Profiling my code, i see a lot of cache misses and would like to know whether there is a way to improve the situation. Optimization is not really needed, I'm more curious about whether there exist general approaches to this problem (this is a follow up question).
// class to compute stuff
class A {
double compute();
...
// depends on other objects
std::vector<A*> dependencies;
}
I have a container class that stores pointers to all created objects of class A
. I do not store copies as I want to have shared access.
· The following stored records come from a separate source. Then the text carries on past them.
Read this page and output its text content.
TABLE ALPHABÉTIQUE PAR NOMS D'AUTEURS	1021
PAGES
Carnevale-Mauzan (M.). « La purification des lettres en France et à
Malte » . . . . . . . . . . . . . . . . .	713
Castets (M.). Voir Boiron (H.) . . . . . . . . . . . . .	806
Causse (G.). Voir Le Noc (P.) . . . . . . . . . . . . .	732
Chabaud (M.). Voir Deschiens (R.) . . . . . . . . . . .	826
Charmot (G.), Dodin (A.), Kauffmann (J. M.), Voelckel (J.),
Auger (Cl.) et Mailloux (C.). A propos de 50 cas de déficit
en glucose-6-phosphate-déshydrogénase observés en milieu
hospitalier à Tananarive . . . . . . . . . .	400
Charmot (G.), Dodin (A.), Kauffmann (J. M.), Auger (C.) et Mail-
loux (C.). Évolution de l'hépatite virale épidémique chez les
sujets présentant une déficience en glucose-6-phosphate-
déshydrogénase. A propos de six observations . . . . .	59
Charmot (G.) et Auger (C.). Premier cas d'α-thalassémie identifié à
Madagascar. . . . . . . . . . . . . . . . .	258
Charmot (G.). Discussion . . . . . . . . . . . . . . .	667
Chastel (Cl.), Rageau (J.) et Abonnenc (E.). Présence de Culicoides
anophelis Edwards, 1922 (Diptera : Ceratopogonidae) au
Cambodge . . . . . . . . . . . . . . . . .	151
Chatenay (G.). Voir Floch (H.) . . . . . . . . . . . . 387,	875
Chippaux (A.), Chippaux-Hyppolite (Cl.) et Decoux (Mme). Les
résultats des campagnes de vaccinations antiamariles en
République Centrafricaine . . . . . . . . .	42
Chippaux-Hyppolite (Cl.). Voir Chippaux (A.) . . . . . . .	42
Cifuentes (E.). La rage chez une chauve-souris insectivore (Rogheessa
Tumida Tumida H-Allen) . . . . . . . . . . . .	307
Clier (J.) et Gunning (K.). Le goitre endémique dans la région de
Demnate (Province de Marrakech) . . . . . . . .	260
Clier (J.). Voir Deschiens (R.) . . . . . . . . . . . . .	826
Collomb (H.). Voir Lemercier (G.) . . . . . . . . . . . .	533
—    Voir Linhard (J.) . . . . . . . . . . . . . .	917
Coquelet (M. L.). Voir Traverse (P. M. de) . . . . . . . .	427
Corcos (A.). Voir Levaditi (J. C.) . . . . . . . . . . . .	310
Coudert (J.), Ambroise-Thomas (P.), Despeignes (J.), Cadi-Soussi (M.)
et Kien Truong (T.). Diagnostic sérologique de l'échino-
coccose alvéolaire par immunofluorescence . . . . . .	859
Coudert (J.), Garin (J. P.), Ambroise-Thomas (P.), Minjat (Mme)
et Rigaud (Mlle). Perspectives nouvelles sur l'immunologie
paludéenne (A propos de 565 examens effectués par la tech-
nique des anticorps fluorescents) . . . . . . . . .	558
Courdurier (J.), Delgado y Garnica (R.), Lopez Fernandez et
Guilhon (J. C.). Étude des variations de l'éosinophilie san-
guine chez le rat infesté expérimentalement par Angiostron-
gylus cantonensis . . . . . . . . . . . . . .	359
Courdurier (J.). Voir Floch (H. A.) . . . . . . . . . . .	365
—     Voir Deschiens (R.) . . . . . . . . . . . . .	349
Before I was using shared_ptr
, but as single A
s are meaningless without the container, raw pointers are fine.
class Container {
...
void compute_all();
std::vector<A*> objects;
...
}
The vector objects
is insertion sorted in a way that the full evaluation can be done by simply iterating and calling A.compute()
, all dependencies in A are resolved.
With a_i
objects of class A
, the evaluation might look like this:
a_1 => a_2 => a_3 --> a_2 --> a_1 => a_4 => ....
where => denotes iteration in Container
and --> iteration over A::dependencies
Moreover, the Container class is created only once and compute_all() is called many times, so rearranging the whole structure after creation is an option and wouldn't harm efficiency much.
Now to the observations/questions:
Obviously, iterating over
Container::objects
is cache efficient, but accessing the pointees is definitely not.Moreover, as each object of type
A
has to iterate overA::dependencies
, which again can produces cache misses.
Would it help to create a separate vector<A*>
from all needed object in evaluation order such that dependencies in A
are inserted as copies?
Something like this:
a_1 => a_2 => a_3 => a_2_c => a_1_c => a_4 -> ....
where a_i_c are copies from a_i.
Thanks for your help and sorry if this question is confusing, but I find it rather difficult to extrapolate from simple examples to large applications.